La Commission européenne a décidé de prolonger l’autorisation de vente du glyphosate de 18 mois, malgré l’absence de majorité qualifiée et le rejet massif du pesticide par les lobbys environnementaux et la société civile. La raison de cette décision ? Une confusion prétendument causée par le Brexit.
L’argument a du mal à passer. Le référendum britannique serait responsable de la confusion qui régnait, le vendredi 24 juin, à la Commission européenne, lorsque les pays ont voté pour ou contre le prolongement de l’autorisation du glyphosate. Deux pays ont voté contre (la France et Malte), et sept se sont abstenus (dont l’Allemagne). Par conséquent, aucune majorité qualifiée (55% des États et 65% de la population européenne) n’a été atteinte. Le 28 juin, la Commission a donc décidé de prolonger l’utilisation du produit en dépit des réserves des États et de la très forte opposition des associations, syndicats, lobbys… À peine cinq jours après le choc d’un Brexit qui condamne une Europe trop technocrate, l’exécutif européen persiste à ignorer la voix populaire et à imposer des décisions arbitraires.
Le glyphosate : qu’est-ce que c’est ?
Le glyphosate est une molécule découverte dans les années 50 et utilisée dès 1970 par l’entreprise Monsanto comme désherbant : il a la particularité de bloquer les enzymes qui permettent aux plantes de produire des protéines, et donc de les tuer. Sous le nom breveté “Roundup”, il est pulvérisé sur les champs avant les semences pour éradiquer toutes les mauvaises herbes. Très largement diffusé, il est vendu sur toute la planète, utilisé par des particuliers dans leurs jardins, des professionnels dans les cultures mais aussi par les États dans les lieux publics. À partir des années 90, Monsanto développe des Organismes Génétiquement Modifiés (OGM) résistant au Roundup. De cette manière, les cultivateurs peuvent continuer à traiter leurs cultures même lorsque les semences sont plantées, garantissant la seule survie des produits transgéniques.
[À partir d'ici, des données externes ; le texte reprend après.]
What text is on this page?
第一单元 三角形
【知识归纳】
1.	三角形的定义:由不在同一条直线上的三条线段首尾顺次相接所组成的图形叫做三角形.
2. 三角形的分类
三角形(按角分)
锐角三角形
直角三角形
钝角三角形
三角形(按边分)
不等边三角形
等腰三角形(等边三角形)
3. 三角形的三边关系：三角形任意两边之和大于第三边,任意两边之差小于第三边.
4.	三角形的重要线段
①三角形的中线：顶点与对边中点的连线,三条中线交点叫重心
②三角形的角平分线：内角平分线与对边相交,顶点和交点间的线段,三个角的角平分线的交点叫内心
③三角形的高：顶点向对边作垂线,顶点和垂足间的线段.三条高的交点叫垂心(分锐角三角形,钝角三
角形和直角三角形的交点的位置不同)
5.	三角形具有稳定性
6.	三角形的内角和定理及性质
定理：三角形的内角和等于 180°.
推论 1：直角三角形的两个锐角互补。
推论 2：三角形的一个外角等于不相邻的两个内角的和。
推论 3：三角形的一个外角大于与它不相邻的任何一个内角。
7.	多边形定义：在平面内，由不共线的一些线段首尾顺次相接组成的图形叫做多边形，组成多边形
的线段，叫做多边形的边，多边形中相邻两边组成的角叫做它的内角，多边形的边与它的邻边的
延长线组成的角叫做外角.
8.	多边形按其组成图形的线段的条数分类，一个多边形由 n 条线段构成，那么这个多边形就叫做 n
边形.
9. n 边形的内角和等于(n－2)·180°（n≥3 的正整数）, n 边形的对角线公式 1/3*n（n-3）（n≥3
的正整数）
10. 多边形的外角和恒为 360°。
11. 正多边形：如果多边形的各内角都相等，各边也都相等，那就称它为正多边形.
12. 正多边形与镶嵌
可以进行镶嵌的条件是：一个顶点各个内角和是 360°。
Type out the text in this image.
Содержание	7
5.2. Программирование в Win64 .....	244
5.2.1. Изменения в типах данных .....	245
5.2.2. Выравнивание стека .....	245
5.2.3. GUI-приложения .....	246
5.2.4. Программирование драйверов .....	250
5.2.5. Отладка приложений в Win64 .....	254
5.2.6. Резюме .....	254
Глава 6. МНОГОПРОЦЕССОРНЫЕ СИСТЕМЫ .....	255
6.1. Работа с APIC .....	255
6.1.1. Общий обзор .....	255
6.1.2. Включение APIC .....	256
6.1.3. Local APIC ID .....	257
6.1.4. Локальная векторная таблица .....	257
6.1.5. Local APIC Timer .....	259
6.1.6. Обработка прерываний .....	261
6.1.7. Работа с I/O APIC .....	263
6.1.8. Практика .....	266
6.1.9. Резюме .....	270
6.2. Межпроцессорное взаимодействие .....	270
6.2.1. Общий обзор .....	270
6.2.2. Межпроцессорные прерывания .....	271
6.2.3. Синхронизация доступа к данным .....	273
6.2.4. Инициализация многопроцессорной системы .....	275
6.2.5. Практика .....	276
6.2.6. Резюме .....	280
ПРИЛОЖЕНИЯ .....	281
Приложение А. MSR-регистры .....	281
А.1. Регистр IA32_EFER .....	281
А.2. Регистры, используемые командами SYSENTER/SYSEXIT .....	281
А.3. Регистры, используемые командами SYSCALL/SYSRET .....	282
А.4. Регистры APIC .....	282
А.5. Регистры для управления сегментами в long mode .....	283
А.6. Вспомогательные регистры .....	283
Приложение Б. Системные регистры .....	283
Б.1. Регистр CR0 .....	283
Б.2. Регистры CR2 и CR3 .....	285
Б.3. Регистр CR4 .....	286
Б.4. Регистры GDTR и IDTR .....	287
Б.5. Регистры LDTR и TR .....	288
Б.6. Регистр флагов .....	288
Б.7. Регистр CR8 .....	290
Ce coup de génie a permis à Monsanto de devenir l’une des entreprises de vente agricole les plus puissantes au monde, bien que les OGM soient encore interdits dans l’Union européenne. Le Roundup est aujourd’hui le pesticide le plus produit et le plus diffusé à travers la planète, et il rapporte 5 milliards de dollars par an à Monsanto.
Mais depuis quelques années, des découvertes scientifiques sur la dangerosité du Roundup remettent en question le consensus dont il faisait l’objet. Le glyphosate est présent dans presque tous les aliments, et mauvaise nouvelle : quand on consomme les produits, même nettoyés, 15 à 30% du pesticide reste dans l’organisme. Ainsi, l’on estime que la population européenne est systématiquement exposée. Or l’OMS, à travers son Centre international de recherche sur le cancer (CRIC) a déterminé que le glyphosate est très probablement cancérigène (999 risques sur 1000), et qu’il s’agit d’un perturbateur endocrinien. Il joue sur les hormones et provoque stérilité, fausses couches et malformations foetales. Les agriculteurs qui manipulent le roundup sont les premiers à subir ses effets : cancers, problèmes respiratoires, maladies neurodégénératives… De plus, le glyphosate est dangereux pour l’environnement : il pénètre les sols et les rend stériles, contamine l’eau et contribue à faire disparaître des espèces animales (poissons, oiseaux et insectes notamment).
Le glyphosate en Europe
Pour qu’un produit soit commercialisé à l’échelle européenne, il doit obtenir une autorisation, qui est temporaire. Le glyphosate a obtenu son autorisation en 2002. Celle-ci se termine le 1er juillet 2016. C’est pourquoi les 28 devaient décider avant cette date butoir s’ils acceptaient ou non de renouveler l’autorisation de vente du glyphosate. Le premier vote, non concluant, s’était tenu le 8 mars, puis les 18 et 19 mai, et enfin le 24 juin, où aucune majorité qualifiée n’a émergé.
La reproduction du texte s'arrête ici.